Employment law is quite the hot topic among various blogs. So much so that it’s time for the next installment of Quick Takes — a quick summary of what’s new and noteworthy.
- Don’t miss the Ohio Employer’s Law Blog’s post on how NOT to fire an employee. In the post, Jon Hyman describes how an employer took an already difficult situation and made it worse. Lesson from Jon: Do not do layoffs or firings via e-mail. Period.
- World of Work continues the focus on the new COBRA subsidies with a link to FAQ by the Department of Labor. A new blog, Compliance Building, has information from the IRS also about the new COBRA subsidies.
- The Employee Free Choice Act is expected to be introduced into Congress soon. For what its worth, one union leader is predicting passage by August, according to a post by the Pennsylvania Labor & Employment Blog. And although the EFCA has been recapped extensively by this blog and others, the Labor & Employment Law Blog has one more here.
- If there was really a remaining question about whether a plaintiff’s Facebook postings were discoverable, a recent court finding out of Canada suggests the answer: Yes. (Delaware Employment Law Blog)
- Richard Hayber, over at the Connecticut Employee Rights Blog points out a recent case by a federal appeals court that holds that releases of future claims in last chance agreements are invalid. While the case isn’t binding in Connecticut, Richard clearly believes that the same concepts could be applied by a Connecticut court.

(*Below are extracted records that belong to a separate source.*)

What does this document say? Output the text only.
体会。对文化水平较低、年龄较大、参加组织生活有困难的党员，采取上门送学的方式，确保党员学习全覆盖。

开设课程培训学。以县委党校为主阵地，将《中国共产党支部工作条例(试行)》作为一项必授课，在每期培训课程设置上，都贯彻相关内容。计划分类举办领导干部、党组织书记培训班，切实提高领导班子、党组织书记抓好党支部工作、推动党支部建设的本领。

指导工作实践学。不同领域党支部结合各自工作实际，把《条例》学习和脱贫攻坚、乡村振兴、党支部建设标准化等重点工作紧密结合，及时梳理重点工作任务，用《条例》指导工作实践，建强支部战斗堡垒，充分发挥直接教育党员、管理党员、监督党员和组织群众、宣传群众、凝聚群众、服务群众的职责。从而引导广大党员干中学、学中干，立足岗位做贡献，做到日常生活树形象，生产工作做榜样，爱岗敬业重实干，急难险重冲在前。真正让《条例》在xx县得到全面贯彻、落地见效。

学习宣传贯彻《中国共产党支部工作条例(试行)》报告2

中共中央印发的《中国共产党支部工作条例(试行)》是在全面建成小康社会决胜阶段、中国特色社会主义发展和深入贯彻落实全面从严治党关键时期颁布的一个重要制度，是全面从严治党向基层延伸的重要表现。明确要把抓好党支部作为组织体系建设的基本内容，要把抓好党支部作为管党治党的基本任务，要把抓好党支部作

- My former colleague, Richard Tuschman from the Florida Employment Law Blog, highlights a case in which a common question is raised: Does hiring an employee who has a non-compete agreement from a competitor constitute "tortious interference" (and subject that new employer to a claim)? The answer? Maybe not, but there are still other claims to worry about.
And on the lighter side, don’t miss this fun post by the Delaware Employment Law Blog recapping the top 10 excuses for being late to work.